Animal & Veterinary
Reminder – Doramectin not Permitted for Use in Dairy Cattle
June 21, 2004
FDA has become aware of recent incidents involving the misuse of Doramectin (Dectomax®) to treat dairy cattle. Doramectin is not approved for use in female dairy cattle 20 months of age or older. If a lactating cow is exposed to Doramectin, milk from the cow may have detectable residues of the drug for as long as 60 days. Any detectable level of Doramectin in milk is considered by FDA to be illegal.
Doramectin (NADA 141-095) is approved for topical use to treat and control various worms (roundworms, lungworms, and eyeworms), grubs, lice, horn flies, and mange mites. It is also approved to control infections and to protect from reinfection with Cooperia oncophora and Dictyocaulus viviparus for 21 days, Ostertagia ostertagi, C. punctata, and Oesophagostomum radiatum for 28 days, and Haemonchus placei for 35 days after treatment.

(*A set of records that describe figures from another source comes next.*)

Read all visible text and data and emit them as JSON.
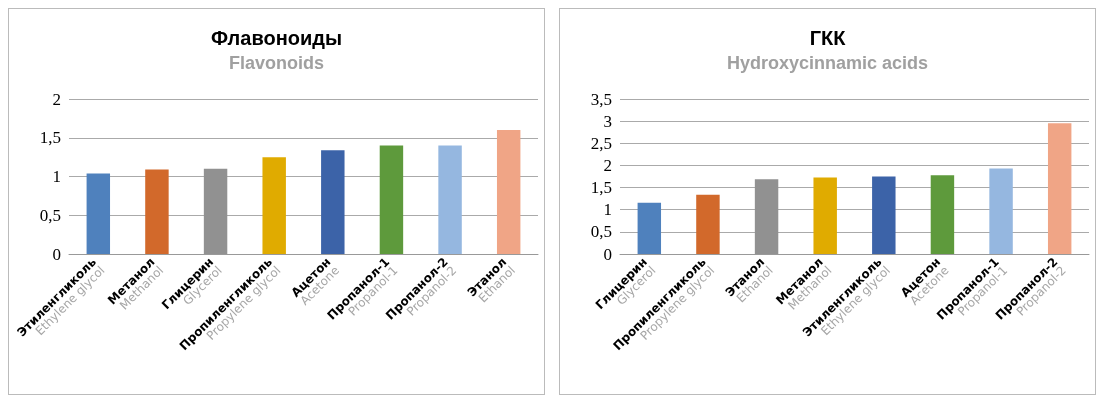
{
  "chart_data": [
    {
      "type": "bar",
      "title": "Флавоноиды",
      "subtitle": "Flavonoids",
      "categories": [
        "Этиленгликоль\nEthylene glycol",
        "Метанол\nMethanol",
        "Глицерин\nGlycerol",
        "Пропиленгликоль\nPropylene glycol",
        "Ацетон\nAcetone",
        "Пропанол-1\nPropanol-1",
        "Пропанол-2\nPropanol-2",
        "Этанол\nEthanol"
      ],
      "values": [
        1.04,
        1.09,
        1.1,
        1.25,
        1.34,
        1.4,
        1.4,
        1.6
      ],
      "colors": [
        "#4f81bd",
        "#d2692b",
        "#919191",
        "#e0ab00",
        "#3c63a8",
        "#5e9a3c",
        "#95b7e0",
        "#f0a586"
      ],
      "ylim": [
        0,
        2
      ],
      "yticks": [
        0,
        {
          "value": 0.5,
          "label": "0,5"
        },
        1,
        {
          "value": 1.5,
          "label": "1,5"
        },
        2
      ],
      "grid": "y"
    },
    {
      "type": "bar",
      "title": "ГКК",
      "subtitle": "Hydroxycinnamic acids",
      "categories": [
        "Глицерин\nGlycerol",
        "Пропиленгликоль\nPropylene glycol",
        "Этанол\nEthanol",
        "Метанол\nMethanol",
        "Этиленгликоль\nEthylene glycol",
        "Ацетон\nAcetone",
        "Пропанол-1\nPropanol-1",
        "Пропанол-2\nPropanol-2"
      ],
      "values": [
        1.16,
        1.34,
        1.69,
        1.73,
        1.75,
        1.78,
        1.93,
        2.95
      ],
      "colors": [
        "#4f81bd",
        "#d2692b",
        "#919191",
        "#e0ab00",
        "#3c63a8",
        "#5e9a3c",
        "#95b7e0",
        "#f0a586"
      ],
      "ylim": [
        0,
        3.5
      ],
      "yticks": [
        0,
        {
          "value": 0.5,
          "label": "0,5"
        },
        1,
        {
          "value": 1.5,
          "label": "1,5"
        },
        2,
        {
          "value": 2.5,
          "label": "2,5"
        },
        3,
        {
          "value": 3.5,
          "label": "3,5"
        }
      ],
      "grid": "y"
    }
  ]
}
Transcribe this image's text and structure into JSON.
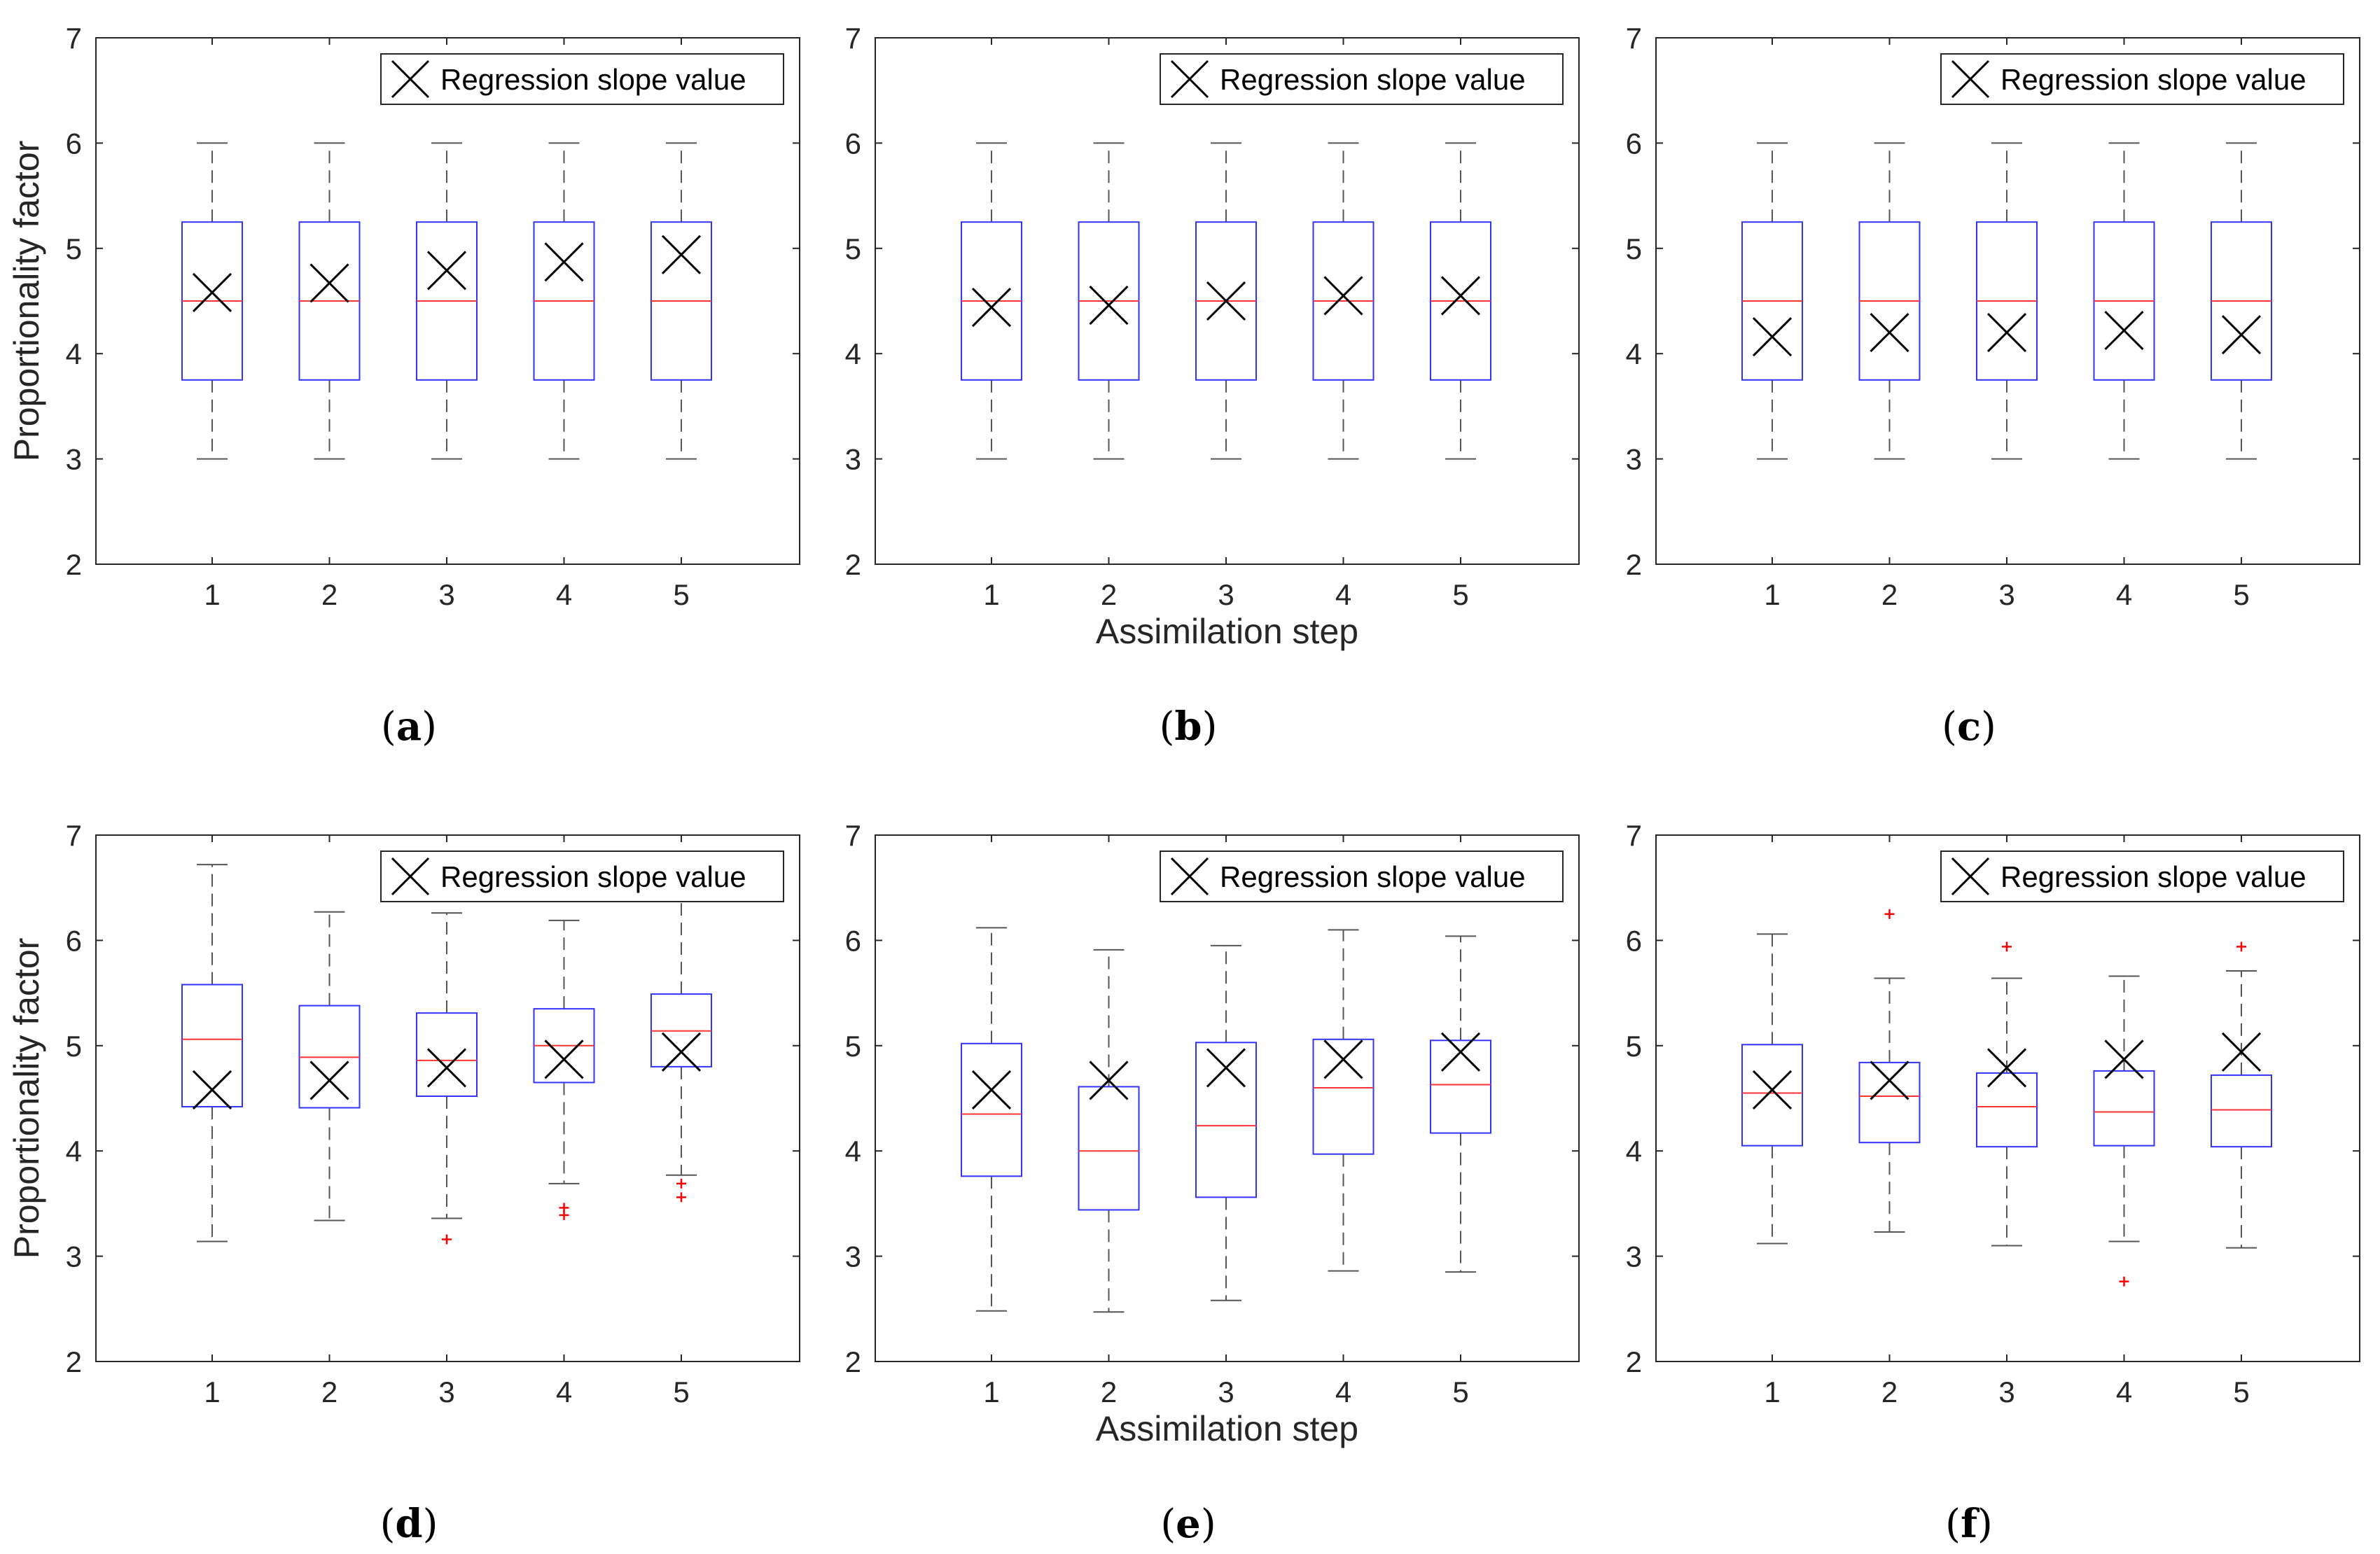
{
  "chart_data": [
    {
      "panel": "(a)",
      "panel_letter": "a",
      "type": "box",
      "xlabel": "",
      "ylabel": "Proportionality factor",
      "ylim": [
        2,
        7
      ],
      "yticks": [
        "2",
        "3",
        "4",
        "5",
        "6",
        "7"
      ],
      "categories": [
        "1",
        "2",
        "3",
        "4",
        "5"
      ],
      "legend": "Regression slope value",
      "boxes": [
        {
          "lw": 3.0,
          "q1": 3.75,
          "med": 4.5,
          "q3": 5.25,
          "uw": 6.0,
          "out": [],
          "slope": 4.58
        },
        {
          "lw": 3.0,
          "q1": 3.75,
          "med": 4.5,
          "q3": 5.25,
          "uw": 6.0,
          "out": [],
          "slope": 4.67
        },
        {
          "lw": 3.0,
          "q1": 3.75,
          "med": 4.5,
          "q3": 5.25,
          "uw": 6.0,
          "out": [],
          "slope": 4.79
        },
        {
          "lw": 3.0,
          "q1": 3.75,
          "med": 4.5,
          "q3": 5.25,
          "uw": 6.0,
          "out": [],
          "slope": 4.87
        },
        {
          "lw": 3.0,
          "q1": 3.75,
          "med": 4.5,
          "q3": 5.25,
          "uw": 6.0,
          "out": [],
          "slope": 4.94
        }
      ]
    },
    {
      "panel": "(b)",
      "panel_letter": "b",
      "type": "box",
      "xlabel": "Assimilation step",
      "ylabel": "",
      "ylim": [
        2,
        7
      ],
      "yticks": [
        "2",
        "3",
        "4",
        "5",
        "6",
        "7"
      ],
      "categories": [
        "1",
        "2",
        "3",
        "4",
        "5"
      ],
      "legend": "Regression slope value",
      "boxes": [
        {
          "lw": 3.0,
          "q1": 3.75,
          "med": 4.5,
          "q3": 5.25,
          "uw": 6.0,
          "out": [],
          "slope": 4.44
        },
        {
          "lw": 3.0,
          "q1": 3.75,
          "med": 4.5,
          "q3": 5.25,
          "uw": 6.0,
          "out": [],
          "slope": 4.46
        },
        {
          "lw": 3.0,
          "q1": 3.75,
          "med": 4.5,
          "q3": 5.25,
          "uw": 6.0,
          "out": [],
          "slope": 4.5
        },
        {
          "lw": 3.0,
          "q1": 3.75,
          "med": 4.5,
          "q3": 5.25,
          "uw": 6.0,
          "out": [],
          "slope": 4.55
        },
        {
          "lw": 3.0,
          "q1": 3.75,
          "med": 4.5,
          "q3": 5.25,
          "uw": 6.0,
          "out": [],
          "slope": 4.55
        }
      ]
    },
    {
      "panel": "(c)",
      "panel_letter": "c",
      "type": "box",
      "xlabel": "",
      "ylabel": "",
      "ylim": [
        2,
        7
      ],
      "yticks": [
        "2",
        "3",
        "4",
        "5",
        "6",
        "7"
      ],
      "categories": [
        "1",
        "2",
        "3",
        "4",
        "5"
      ],
      "legend": "Regression slope value",
      "boxes": [
        {
          "lw": 3.0,
          "q1": 3.75,
          "med": 4.5,
          "q3": 5.25,
          "uw": 6.0,
          "out": [],
          "slope": 4.16
        },
        {
          "lw": 3.0,
          "q1": 3.75,
          "med": 4.5,
          "q3": 5.25,
          "uw": 6.0,
          "out": [],
          "slope": 4.2
        },
        {
          "lw": 3.0,
          "q1": 3.75,
          "med": 4.5,
          "q3": 5.25,
          "uw": 6.0,
          "out": [],
          "slope": 4.2
        },
        {
          "lw": 3.0,
          "q1": 3.75,
          "med": 4.5,
          "q3": 5.25,
          "uw": 6.0,
          "out": [],
          "slope": 4.22
        },
        {
          "lw": 3.0,
          "q1": 3.75,
          "med": 4.5,
          "q3": 5.25,
          "uw": 6.0,
          "out": [],
          "slope": 4.18
        }
      ]
    },
    {
      "panel": "(d)",
      "panel_letter": "d",
      "type": "box",
      "xlabel": "",
      "ylabel": "Proportionality factor",
      "ylim": [
        2,
        7
      ],
      "yticks": [
        "2",
        "3",
        "4",
        "5",
        "6",
        "7"
      ],
      "categories": [
        "1",
        "2",
        "3",
        "4",
        "5"
      ],
      "legend": "Regression slope value",
      "boxes": [
        {
          "lw": 3.14,
          "q1": 4.42,
          "med": 5.06,
          "q3": 5.58,
          "uw": 6.72,
          "out": [],
          "slope": 4.58
        },
        {
          "lw": 3.34,
          "q1": 4.41,
          "med": 4.89,
          "q3": 5.38,
          "uw": 6.27,
          "out": [],
          "slope": 4.67
        },
        {
          "lw": 3.36,
          "q1": 4.52,
          "med": 4.86,
          "q3": 5.31,
          "uw": 6.26,
          "out": [
            3.16
          ],
          "slope": 4.79
        },
        {
          "lw": 3.69,
          "q1": 4.65,
          "med": 5.0,
          "q3": 5.35,
          "uw": 6.19,
          "out": [
            3.39,
            3.46
          ],
          "slope": 4.87
        },
        {
          "lw": 3.77,
          "q1": 4.8,
          "med": 5.14,
          "q3": 5.49,
          "uw": 6.4,
          "out": [
            3.56,
            3.69
          ],
          "slope": 4.94
        }
      ]
    },
    {
      "panel": "(e)",
      "panel_letter": "e",
      "type": "box",
      "xlabel": "Assimilation step",
      "ylabel": "",
      "ylim": [
        2,
        7
      ],
      "yticks": [
        "2",
        "3",
        "4",
        "5",
        "6",
        "7"
      ],
      "categories": [
        "1",
        "2",
        "3",
        "4",
        "5"
      ],
      "legend": "Regression slope value",
      "boxes": [
        {
          "lw": 2.48,
          "q1": 3.76,
          "med": 4.35,
          "q3": 5.02,
          "uw": 6.12,
          "out": [],
          "slope": 4.58
        },
        {
          "lw": 2.47,
          "q1": 3.44,
          "med": 4.0,
          "q3": 4.61,
          "uw": 5.91,
          "out": [],
          "slope": 4.67
        },
        {
          "lw": 2.58,
          "q1": 3.56,
          "med": 4.24,
          "q3": 5.03,
          "uw": 5.95,
          "out": [],
          "slope": 4.79
        },
        {
          "lw": 2.86,
          "q1": 3.97,
          "med": 4.6,
          "q3": 5.06,
          "uw": 6.1,
          "out": [],
          "slope": 4.87
        },
        {
          "lw": 2.85,
          "q1": 4.17,
          "med": 4.63,
          "q3": 5.05,
          "uw": 6.04,
          "out": [],
          "slope": 4.94
        }
      ]
    },
    {
      "panel": "(f)",
      "panel_letter": "f",
      "type": "box",
      "xlabel": "",
      "ylabel": "",
      "ylim": [
        2,
        7
      ],
      "yticks": [
        "2",
        "3",
        "4",
        "5",
        "6",
        "7"
      ],
      "categories": [
        "1",
        "2",
        "3",
        "4",
        "5"
      ],
      "legend": "Regression slope value",
      "boxes": [
        {
          "lw": 3.12,
          "q1": 4.05,
          "med": 4.55,
          "q3": 5.01,
          "uw": 6.06,
          "out": [],
          "slope": 4.58
        },
        {
          "lw": 3.23,
          "q1": 4.08,
          "med": 4.52,
          "q3": 4.84,
          "uw": 5.64,
          "out": [
            6.25
          ],
          "slope": 4.67
        },
        {
          "lw": 3.1,
          "q1": 4.04,
          "med": 4.42,
          "q3": 4.74,
          "uw": 5.64,
          "out": [
            5.94
          ],
          "slope": 4.79
        },
        {
          "lw": 3.14,
          "q1": 4.05,
          "med": 4.37,
          "q3": 4.76,
          "uw": 5.66,
          "out": [
            2.76
          ],
          "slope": 4.87
        },
        {
          "lw": 3.08,
          "q1": 4.04,
          "med": 4.39,
          "q3": 4.72,
          "uw": 5.71,
          "out": [
            5.94
          ],
          "slope": 4.94
        }
      ]
    }
  ],
  "colors": {
    "box": "#3333ff",
    "median": "#ff3333",
    "whisker": "#555555",
    "outlier": "#ff0000",
    "slope_marker": "#000000",
    "axis": "#262626"
  }
}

Under the Animal Medicinal Drug Use Clarification Act of 1994 amendments to the Federal Food, Drug, and Cosmetic Act, licensed veterinarians are permitted to prescribe extra-label uses of approved animal drugs and human drugs in animals under certain conditions specified in Title 21, Code of Federal Regulations, Part 530 . However, non-veterinarians are not permitted to use drugs in an extra-label manner.
As mentioned in the compliance policy guide entitled, “ Proper Drug Use and Residue Avoida nc e by Non-Veterinarians” , “Extra-label use of drugs by non-veterinarians in food-producing animals is a significant public health concern and a contributing factor in illegal residues in edible animal tissue. Such use of drugs is illegal under the Federal Food, Drug, and Cosmetic Act (the Act).”
Dr. Stephen F. Sundlof, Director of FDA’s Center for Veterinarian said “food animal producers should remember to read veterinary drug labels carefully and follow label directions to help avoid causing illegal residues in their products.”